In any company, expenses incurred to help develop the capacity or efficiency of a company is called CAPEX or capital expenditures. Under capital expenditures are the assets that are acquired or maintained for future benefits of the company. These are productive assets such as buildings, vehicles, machinery and equipment. For tax purposes, these expenditures cannot be deducted within the taxable year when it was paid or incurred therefore it must be capitalized.
- Gather the data. Peruse the company's financial books and database. It will be helpful if you can gain access to the offices of executives and staff in order to maximize your data gathering as well. List all costs related to the physical improvement of the company. This may range from fixing a leak on the roof to building a brand new office. This will also include the purchase of machinery, vehicles or equipments which were for the company's benefit. Analyze the data until you find the total amount of money infused in the company and determine which amounts can be considered CAPEX.

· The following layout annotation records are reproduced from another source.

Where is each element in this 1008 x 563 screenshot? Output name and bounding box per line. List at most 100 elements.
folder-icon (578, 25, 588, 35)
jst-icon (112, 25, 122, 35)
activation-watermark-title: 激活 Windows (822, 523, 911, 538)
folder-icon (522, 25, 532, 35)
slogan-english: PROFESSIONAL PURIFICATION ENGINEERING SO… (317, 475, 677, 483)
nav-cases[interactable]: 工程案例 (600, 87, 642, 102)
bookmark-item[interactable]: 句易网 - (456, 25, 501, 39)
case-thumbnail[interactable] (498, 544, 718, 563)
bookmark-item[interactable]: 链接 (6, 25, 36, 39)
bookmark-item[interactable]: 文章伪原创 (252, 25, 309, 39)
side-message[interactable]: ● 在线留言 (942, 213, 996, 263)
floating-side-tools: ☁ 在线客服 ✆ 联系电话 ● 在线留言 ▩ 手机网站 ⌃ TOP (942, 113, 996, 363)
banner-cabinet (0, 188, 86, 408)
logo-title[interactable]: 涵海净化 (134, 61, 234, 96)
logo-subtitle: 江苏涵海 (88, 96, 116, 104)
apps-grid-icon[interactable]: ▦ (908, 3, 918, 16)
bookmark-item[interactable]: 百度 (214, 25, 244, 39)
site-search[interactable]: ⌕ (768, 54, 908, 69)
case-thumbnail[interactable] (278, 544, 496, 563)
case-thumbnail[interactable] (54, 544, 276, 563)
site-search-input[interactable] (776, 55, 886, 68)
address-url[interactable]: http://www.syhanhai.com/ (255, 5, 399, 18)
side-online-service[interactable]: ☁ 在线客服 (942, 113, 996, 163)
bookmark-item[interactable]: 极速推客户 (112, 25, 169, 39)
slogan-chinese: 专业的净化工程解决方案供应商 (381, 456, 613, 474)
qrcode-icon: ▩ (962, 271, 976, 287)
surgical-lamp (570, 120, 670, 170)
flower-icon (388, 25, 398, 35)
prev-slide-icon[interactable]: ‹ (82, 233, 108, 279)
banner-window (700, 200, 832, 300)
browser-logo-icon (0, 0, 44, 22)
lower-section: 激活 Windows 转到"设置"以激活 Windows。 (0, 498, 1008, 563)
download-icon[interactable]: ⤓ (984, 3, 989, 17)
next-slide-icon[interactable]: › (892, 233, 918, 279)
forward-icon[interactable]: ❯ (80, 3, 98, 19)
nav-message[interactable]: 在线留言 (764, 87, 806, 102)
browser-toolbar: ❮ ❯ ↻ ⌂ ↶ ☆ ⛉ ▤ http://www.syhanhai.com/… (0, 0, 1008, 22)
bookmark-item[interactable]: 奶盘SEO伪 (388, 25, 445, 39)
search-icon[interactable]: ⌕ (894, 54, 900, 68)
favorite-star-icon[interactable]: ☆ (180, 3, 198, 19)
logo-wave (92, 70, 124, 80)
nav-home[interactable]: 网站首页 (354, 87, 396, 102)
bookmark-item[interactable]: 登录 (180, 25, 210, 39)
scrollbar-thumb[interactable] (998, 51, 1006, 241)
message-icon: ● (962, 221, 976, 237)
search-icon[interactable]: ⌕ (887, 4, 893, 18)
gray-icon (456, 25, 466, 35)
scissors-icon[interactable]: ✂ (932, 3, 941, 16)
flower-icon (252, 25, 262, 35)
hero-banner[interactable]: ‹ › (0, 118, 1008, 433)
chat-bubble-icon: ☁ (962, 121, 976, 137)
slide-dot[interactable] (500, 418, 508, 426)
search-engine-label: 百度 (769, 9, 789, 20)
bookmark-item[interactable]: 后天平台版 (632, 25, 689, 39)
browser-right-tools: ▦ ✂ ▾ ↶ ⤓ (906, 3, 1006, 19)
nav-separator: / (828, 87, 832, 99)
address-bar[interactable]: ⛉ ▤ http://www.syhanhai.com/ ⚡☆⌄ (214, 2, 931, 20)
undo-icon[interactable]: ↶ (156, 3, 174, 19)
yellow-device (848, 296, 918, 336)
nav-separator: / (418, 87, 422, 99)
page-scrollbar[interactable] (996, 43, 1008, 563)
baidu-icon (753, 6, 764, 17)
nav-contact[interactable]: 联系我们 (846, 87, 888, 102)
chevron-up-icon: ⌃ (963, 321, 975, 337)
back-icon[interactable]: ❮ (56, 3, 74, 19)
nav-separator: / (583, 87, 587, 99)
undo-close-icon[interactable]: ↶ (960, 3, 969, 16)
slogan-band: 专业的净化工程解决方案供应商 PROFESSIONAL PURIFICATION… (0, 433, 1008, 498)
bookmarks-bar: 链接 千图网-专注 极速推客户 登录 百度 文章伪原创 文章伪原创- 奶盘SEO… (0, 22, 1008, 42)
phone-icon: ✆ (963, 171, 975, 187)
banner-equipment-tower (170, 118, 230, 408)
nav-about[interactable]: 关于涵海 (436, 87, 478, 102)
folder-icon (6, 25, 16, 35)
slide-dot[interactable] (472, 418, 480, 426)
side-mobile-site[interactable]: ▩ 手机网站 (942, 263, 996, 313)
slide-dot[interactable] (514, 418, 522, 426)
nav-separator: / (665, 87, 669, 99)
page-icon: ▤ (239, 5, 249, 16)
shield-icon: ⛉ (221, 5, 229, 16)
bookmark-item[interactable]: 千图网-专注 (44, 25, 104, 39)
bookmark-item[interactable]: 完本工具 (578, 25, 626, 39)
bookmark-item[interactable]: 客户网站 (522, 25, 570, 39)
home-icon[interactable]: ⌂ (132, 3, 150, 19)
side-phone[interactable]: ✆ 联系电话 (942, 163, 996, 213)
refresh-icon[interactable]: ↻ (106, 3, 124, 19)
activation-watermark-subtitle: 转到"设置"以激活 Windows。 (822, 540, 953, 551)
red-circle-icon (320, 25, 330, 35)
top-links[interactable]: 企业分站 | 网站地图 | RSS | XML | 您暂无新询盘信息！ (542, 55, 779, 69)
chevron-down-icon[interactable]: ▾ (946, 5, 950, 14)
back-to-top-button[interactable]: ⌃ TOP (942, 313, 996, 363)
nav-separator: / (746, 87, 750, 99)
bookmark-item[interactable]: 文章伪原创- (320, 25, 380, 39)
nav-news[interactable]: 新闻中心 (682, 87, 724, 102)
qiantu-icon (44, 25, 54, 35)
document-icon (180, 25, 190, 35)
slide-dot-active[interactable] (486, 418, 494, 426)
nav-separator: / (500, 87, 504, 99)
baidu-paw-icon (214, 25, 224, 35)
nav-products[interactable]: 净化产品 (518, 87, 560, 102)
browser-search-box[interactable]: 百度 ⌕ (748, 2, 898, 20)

- Examine the financial statement. Obtain a copy of the company's financial statement for two given years specifically the balance sheet. The balance sheet is divided into categories; assets, liabilities, and ownership equity which are typically listed on the balance sheet in order of liquidity. Check the total assets and total liabilities and analyze the current state of the company. With this on hand you are most likely to grasp the business' standing in terms of investments.
- Determine the total assets. Locate the total assets of the company of the previous and current year. Calculate the year-over-year change in the assets by subtracting the total assets of the previous year to the current year. This will give you the change in your assets. An example of this is if the total assets for 2009 are $5 million and $8 million for 2010 then the change of assets is $3 million.
- Determine the total liabilities. Locate the total liabilities of the company on the balance sheet. Calculate the year-over-year change in liabilities by subtracting the total liabilities for the previous year and the current year. If the total liabilities indicated on the balance sheet for 2009 is $1.5 million and $2.5 million for 2010, the total change in the company's liabilities is $1 million.
- Compute the CAPEX. To compute for the total capital expenditure, subtract the total change in assets and the total change in liabilities. The result will be the company's capital expenditure. In the examples given, the total change in assets is $3 million based on the year-over-year calculation and $1 million for the total change in liabilities. Therefore, subtracting the two changes will result to a $2 million capital expenditure.
Calculating the capital expenditure of an organization or business is essential. It can significantly influence the value of the business and it is the heart of the company's financial condition. Knowing the company's capital expenditure will provide a baseline which can help determine the returns on all the investments infused into the company.